Rozyczka had, of course, burst into tears, but nobody, not even Teodor, had comforted her. Instead they had looked at her stonily until she had screamed at the three of them.

"Alright! I am lying to myself! I pretend that my older daughter is not a pervert, that my younger one is not a whore! I thought that was the right thing to do, but clearly I was wrong. Do you want me to take out an advertisement in the papers?"

Looking back, she wonders how they ever excused her for such an unforgivable speech, but they did. The wedding came, and Grazyna wore her hair in the bridal crown. Magda stood behind her and held the bouquet, never showing in public that the woman she had brought along to the wedding was anything other than a friend. She did insist that they were allowed to share a room though, and the noises that came from it were rather more than friendly. Making a point, Rozyczka supposes.

She should be glad that at eighty her fingers will still do this, she thinks, as she weaves braid after braid, twining the pearls carefully through. Many of her friends are crippled with rheumatism or arthritis -- in their families the tradition would already have died, so, if it is dying in Rozyczka's, perhaps it is time to let it go, with a good grace.

In the garden, Reihana catches Grazyna in a hug. Despite the poor start, he has been a good husband, strong, reliable and solid. Their children, Jared, Lance, and Angela have grown up into wonderful people. Rozyczka was wrong to disapprove of him – he has made her daughter very happy.

Magda is happy too. She is still with that same woman who made so much noise with her after Grazyna's wedding. Lisa, her name is, and Rozyczka vows to address her by it when they arrive this afternoon, rather than avoiding it, rather than referring to her as "Magda's friend".

She puts the final touches to the bridal crown. The style is even more beautiful on Angel than it was on Grazyna, or Rozyczka herself, the old woman reflects. The darkness of the hair, inherited from Reihana, emphasizes the whiteness of the tiny pearls that nestle in its abundance, and the coffee brown skin is smooth beneath the brilliance of the clasp. Angela rushes to the mirror, then dashes back, wrapping her arms around her grandmother and kissing her cheek.

"It's lovely, Babka. Beautiful!"

Grazyna and Reihana have come in from the garden, and Reihana says, "It is lovely, but not as beautiful as you are." Rozyczka has to agree.

Angela is hustled away, to be dressed and powdered, and the old woman, too, makes her way to her room to put on her own glad rags.

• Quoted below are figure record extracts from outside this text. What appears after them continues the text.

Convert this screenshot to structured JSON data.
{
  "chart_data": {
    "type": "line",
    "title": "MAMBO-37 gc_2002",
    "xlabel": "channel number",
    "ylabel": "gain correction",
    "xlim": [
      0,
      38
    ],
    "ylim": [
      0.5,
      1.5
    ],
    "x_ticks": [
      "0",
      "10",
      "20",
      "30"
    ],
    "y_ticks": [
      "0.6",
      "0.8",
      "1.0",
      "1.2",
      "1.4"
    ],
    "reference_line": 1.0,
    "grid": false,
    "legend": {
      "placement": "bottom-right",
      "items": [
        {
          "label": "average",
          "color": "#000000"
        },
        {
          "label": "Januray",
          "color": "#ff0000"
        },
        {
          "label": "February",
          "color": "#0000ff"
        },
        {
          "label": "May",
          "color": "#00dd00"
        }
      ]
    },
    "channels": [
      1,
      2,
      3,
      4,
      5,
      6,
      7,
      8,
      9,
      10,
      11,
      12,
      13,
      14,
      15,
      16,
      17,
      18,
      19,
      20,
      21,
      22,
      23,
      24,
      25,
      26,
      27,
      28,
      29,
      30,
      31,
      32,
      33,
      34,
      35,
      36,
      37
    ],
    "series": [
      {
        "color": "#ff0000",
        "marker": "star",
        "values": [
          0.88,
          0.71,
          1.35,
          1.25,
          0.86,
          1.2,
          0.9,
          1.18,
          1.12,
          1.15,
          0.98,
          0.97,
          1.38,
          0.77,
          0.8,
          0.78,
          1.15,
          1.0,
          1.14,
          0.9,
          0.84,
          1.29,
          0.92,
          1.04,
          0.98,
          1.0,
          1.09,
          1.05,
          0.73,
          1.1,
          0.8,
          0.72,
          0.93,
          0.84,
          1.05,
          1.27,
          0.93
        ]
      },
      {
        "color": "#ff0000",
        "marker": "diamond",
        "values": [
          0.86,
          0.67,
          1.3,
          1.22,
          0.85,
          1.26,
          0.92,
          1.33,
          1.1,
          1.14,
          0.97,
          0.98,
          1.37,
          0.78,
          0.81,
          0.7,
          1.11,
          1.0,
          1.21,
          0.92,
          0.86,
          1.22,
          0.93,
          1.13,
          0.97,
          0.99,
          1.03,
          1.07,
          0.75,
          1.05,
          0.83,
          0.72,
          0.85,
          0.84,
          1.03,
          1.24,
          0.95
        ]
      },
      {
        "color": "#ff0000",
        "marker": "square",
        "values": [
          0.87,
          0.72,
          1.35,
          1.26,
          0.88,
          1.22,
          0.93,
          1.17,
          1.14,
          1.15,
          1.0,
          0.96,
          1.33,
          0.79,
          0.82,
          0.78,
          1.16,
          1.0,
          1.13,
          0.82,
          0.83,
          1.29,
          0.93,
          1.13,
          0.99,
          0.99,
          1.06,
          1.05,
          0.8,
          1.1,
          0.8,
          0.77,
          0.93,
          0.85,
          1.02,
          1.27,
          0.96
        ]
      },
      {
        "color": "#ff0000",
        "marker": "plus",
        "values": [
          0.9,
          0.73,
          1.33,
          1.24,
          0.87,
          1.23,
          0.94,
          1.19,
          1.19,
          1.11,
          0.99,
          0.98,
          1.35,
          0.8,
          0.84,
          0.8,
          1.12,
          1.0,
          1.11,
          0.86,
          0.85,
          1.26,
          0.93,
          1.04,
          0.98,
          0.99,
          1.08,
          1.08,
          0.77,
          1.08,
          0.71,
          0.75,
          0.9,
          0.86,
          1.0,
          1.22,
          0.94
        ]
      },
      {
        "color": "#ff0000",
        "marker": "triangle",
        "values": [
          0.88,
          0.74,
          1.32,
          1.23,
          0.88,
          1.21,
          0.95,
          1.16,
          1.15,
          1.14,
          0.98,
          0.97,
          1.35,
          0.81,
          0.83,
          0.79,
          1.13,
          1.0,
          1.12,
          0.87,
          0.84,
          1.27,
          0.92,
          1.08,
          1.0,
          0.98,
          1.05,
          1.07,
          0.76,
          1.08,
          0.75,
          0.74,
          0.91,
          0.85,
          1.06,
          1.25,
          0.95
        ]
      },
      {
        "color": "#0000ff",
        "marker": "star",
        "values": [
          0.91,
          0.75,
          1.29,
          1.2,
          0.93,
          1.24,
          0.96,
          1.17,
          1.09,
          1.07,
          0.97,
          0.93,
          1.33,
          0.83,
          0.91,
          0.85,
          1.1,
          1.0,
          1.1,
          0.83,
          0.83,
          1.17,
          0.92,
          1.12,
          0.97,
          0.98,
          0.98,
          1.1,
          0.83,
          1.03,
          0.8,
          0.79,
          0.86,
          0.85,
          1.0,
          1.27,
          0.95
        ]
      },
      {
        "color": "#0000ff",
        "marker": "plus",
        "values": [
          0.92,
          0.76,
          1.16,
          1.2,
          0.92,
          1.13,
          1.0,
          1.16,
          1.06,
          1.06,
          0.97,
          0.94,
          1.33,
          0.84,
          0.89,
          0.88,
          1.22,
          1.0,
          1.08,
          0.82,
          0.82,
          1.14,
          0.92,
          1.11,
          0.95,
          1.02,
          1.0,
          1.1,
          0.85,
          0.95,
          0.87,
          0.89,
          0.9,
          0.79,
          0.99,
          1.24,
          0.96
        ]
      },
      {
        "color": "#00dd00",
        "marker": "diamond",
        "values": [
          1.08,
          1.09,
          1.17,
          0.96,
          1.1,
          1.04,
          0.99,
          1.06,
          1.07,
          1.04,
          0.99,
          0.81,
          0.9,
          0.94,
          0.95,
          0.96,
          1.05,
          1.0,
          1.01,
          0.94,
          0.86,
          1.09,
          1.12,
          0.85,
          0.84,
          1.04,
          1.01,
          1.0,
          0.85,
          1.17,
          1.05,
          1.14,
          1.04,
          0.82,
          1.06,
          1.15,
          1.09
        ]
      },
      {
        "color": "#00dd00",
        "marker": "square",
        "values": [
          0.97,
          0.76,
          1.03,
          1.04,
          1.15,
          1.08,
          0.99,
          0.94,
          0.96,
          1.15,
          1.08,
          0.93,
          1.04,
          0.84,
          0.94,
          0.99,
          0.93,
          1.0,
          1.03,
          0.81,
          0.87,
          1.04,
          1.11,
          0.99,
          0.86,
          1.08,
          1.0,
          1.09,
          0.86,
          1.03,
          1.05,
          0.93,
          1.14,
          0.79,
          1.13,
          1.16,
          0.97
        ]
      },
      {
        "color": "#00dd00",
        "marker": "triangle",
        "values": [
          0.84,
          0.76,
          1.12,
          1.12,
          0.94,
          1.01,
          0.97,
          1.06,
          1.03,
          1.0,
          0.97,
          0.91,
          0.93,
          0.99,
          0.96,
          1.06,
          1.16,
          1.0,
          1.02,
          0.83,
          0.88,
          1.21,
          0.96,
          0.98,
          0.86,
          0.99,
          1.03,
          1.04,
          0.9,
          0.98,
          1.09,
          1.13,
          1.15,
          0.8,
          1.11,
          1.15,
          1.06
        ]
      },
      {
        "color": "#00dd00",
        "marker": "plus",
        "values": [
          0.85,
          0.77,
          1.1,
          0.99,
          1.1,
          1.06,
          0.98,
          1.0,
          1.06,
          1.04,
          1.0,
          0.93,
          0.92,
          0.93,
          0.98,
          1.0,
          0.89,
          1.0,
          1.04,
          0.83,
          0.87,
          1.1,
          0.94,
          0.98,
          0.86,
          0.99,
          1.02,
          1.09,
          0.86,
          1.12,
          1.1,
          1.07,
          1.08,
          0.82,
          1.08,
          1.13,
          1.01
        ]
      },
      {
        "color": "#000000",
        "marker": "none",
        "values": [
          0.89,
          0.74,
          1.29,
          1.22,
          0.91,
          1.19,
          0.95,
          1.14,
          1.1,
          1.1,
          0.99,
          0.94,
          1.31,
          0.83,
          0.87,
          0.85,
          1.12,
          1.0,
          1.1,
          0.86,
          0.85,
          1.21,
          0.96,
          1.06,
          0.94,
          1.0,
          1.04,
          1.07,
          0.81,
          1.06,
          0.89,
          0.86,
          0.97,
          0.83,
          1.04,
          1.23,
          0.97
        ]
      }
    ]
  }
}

Tonight, when the wedding is over, Rozyczka thinks, she will separate the strands of the net. She will give three strands each to Magda, Grazyna, and Angela, one to Jared's wife, one to Lance's. The last, perhaps, she will give to Lisa. She may as well spread its bounty, if it won't adorn another bride.

The clasp, though, she will sell. Maybe it will raise enough to let her visit Poland again, just once, before she dies. She smiles and lifts her hands to her face, to smell the pinewoods on them.